Schmerenbeck Educational Centre for Gifted and Talented Children South Africa
- Former names: The Association for the Education of Gifted Children in South Africa (A.E.G.C.)
- Type: Public university
- Established: 11 September 1971 (as the Association for the Education of Gifted Children in South Africa) 19 November 1980 (formally established as the Schmerenbeck Educational Centre)
- President: Professor S.P. Jackson (1971-1979)
- Director: Ms Beverly Kahn (1979) Dr Gillian Eriksson (1980-1991) Ms Eva Biebuyck (1991-1992)
- Location: Johannesburg, Gauteng, South Africa 26°11′27″S 28°1′49″E﻿ / ﻿26.19083°S 28.03028°E

= Schmerenbeck Educational Centre for Gifted and Talented Children =

The Schmerenbeck Educational Centre for Gifted and Talented Children, an organisation based at the University of the Witwatersrand in Johannesburg, South Africa, promoted, encouraged and fostered the education of gifted children within South Africa without regard to race.
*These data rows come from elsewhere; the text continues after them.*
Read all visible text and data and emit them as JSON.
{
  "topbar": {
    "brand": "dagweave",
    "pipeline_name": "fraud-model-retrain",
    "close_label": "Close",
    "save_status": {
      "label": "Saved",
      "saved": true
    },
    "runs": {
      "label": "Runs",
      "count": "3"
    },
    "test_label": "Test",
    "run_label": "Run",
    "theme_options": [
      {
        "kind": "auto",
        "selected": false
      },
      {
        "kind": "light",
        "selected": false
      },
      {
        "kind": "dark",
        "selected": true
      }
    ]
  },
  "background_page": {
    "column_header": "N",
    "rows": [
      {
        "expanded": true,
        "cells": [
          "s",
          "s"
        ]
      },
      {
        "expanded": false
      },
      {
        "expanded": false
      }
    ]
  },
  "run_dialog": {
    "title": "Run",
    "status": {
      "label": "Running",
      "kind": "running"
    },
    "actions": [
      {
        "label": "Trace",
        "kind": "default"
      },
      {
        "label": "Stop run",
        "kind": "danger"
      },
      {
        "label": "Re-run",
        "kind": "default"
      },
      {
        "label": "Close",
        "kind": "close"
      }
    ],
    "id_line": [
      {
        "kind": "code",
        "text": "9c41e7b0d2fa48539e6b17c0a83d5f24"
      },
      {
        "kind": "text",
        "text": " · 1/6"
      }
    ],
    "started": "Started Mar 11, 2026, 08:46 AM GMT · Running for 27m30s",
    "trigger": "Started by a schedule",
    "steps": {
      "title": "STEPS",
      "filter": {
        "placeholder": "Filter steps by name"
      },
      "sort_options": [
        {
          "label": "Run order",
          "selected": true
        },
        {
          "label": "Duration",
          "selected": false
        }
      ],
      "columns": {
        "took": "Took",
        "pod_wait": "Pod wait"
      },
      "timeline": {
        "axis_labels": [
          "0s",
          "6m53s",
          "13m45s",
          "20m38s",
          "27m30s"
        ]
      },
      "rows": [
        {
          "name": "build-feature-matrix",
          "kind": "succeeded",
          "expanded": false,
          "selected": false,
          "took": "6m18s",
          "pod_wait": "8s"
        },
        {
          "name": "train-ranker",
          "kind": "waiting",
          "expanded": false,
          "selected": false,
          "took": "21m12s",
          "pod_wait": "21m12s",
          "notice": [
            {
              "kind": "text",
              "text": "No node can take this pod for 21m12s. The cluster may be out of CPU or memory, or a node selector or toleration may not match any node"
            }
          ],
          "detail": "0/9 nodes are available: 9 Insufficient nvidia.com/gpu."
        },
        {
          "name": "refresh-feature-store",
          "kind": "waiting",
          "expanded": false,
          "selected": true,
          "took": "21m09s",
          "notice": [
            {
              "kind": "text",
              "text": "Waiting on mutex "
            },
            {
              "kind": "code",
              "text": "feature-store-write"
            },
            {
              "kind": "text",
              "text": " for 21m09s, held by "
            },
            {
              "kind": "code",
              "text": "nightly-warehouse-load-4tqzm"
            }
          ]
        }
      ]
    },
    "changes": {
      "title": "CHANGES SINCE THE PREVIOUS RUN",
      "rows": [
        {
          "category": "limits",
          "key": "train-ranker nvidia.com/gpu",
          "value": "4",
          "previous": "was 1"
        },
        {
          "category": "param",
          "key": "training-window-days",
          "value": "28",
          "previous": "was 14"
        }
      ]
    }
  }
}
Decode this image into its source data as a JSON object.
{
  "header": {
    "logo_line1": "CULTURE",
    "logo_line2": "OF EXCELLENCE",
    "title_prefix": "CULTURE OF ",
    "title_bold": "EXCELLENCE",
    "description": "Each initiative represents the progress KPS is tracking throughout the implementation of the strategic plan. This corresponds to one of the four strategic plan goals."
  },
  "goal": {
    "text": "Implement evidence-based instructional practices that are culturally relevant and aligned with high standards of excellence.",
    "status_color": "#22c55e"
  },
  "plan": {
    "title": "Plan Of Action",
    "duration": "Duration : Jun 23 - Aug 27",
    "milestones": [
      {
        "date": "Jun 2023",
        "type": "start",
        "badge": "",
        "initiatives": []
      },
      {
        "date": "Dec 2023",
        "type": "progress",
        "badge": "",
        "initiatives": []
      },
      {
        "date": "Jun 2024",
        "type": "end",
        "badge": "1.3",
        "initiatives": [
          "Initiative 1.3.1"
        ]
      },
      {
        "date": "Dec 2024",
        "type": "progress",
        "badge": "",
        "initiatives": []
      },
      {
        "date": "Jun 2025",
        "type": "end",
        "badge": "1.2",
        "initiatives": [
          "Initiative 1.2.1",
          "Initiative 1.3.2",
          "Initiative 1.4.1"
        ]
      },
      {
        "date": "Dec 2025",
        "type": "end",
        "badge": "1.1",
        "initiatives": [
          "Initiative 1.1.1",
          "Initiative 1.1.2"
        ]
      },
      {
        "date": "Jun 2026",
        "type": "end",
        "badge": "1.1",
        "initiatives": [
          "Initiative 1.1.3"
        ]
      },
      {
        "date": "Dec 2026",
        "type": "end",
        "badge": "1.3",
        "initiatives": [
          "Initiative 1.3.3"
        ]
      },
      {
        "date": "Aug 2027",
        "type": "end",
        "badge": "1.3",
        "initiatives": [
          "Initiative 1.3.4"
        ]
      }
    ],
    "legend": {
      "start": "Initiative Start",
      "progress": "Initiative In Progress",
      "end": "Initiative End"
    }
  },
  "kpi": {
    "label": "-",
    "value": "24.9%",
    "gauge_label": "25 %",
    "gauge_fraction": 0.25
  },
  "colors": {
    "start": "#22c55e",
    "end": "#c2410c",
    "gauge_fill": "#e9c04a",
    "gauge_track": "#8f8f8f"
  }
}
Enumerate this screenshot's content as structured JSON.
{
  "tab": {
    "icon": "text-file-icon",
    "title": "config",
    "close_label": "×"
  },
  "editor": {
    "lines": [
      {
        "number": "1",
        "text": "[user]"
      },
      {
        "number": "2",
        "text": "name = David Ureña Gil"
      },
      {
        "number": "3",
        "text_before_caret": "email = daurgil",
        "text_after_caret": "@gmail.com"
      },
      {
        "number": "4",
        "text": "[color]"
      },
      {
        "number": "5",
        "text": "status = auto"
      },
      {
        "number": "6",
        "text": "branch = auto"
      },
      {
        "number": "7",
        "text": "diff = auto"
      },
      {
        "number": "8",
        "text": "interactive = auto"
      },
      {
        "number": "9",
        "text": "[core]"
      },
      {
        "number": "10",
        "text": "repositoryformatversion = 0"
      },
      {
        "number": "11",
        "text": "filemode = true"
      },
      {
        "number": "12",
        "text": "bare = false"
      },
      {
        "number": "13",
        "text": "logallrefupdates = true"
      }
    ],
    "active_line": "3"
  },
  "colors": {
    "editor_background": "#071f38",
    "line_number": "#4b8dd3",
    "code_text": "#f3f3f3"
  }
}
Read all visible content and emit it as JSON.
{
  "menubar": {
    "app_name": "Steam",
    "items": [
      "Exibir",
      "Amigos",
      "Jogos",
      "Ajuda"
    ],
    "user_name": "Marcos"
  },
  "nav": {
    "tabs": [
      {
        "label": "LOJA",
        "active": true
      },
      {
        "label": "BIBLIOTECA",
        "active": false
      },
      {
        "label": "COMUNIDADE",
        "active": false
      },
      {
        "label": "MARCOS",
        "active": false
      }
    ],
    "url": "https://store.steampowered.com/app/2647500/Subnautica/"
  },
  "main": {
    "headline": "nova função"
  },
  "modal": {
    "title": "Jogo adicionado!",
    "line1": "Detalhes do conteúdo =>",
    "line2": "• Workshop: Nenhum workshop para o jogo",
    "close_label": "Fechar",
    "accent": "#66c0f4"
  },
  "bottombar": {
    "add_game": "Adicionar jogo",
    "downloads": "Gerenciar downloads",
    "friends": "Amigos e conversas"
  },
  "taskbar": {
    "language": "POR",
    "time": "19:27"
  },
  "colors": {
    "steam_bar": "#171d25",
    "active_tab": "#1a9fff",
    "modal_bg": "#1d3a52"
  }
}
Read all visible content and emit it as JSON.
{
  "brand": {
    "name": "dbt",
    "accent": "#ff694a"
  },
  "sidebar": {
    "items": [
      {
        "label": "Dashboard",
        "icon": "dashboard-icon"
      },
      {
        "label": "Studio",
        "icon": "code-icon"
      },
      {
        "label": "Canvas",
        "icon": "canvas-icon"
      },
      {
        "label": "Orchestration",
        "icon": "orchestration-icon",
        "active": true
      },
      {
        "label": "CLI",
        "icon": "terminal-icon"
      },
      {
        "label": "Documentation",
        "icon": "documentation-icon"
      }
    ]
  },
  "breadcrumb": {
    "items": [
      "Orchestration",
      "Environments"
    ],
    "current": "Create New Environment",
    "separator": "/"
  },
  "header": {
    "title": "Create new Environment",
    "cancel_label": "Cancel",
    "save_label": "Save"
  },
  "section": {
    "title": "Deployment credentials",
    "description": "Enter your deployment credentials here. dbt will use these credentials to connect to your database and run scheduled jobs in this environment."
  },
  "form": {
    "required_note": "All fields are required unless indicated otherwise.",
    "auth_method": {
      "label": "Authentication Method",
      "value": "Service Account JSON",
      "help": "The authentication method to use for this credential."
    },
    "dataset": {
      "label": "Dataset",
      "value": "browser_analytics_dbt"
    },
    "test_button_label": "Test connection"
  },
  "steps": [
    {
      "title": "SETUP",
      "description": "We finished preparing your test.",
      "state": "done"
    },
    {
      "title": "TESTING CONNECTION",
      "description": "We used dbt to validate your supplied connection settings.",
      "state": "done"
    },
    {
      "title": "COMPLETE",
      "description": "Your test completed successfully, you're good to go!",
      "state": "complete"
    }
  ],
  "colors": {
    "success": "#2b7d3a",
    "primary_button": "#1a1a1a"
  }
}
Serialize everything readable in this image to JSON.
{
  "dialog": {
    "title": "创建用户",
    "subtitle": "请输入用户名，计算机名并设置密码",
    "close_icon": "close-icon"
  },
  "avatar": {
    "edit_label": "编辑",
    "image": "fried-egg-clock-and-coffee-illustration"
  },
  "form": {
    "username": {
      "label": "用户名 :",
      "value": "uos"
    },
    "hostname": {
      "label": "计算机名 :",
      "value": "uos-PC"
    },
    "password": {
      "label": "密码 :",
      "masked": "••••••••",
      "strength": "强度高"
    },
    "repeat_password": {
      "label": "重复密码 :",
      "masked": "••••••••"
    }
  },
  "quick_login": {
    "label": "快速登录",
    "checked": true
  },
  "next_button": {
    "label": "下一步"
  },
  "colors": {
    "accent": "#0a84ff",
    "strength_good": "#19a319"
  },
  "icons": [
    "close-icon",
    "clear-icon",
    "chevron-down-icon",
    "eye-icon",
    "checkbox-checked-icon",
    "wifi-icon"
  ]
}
The centre was originally housed on campus in portable prefabricated buildings before it moved to a house in the Johannesburg suburb of Parktown opposite the University of the Witwatersrand's Education Department until it closed in 1995.

== History ==
The Association for the Education of Gifted Children in South Africa was established in 1971. In 1973, Ami Schmerenbeck of Windhoek showed interest in the education of gifted children. After her death in April 1975, her sister, Suzanne Sittman, trustee of the Schmerenbeck estate, negotiated regarding the establishment of the "Ami and Kurt Schmerenbeck Fund". It was agreed that a portion of the bequest be used to establish a centre and on 26 February 1977 Sittman formally opened the "Schmerenbeck Educational Centre".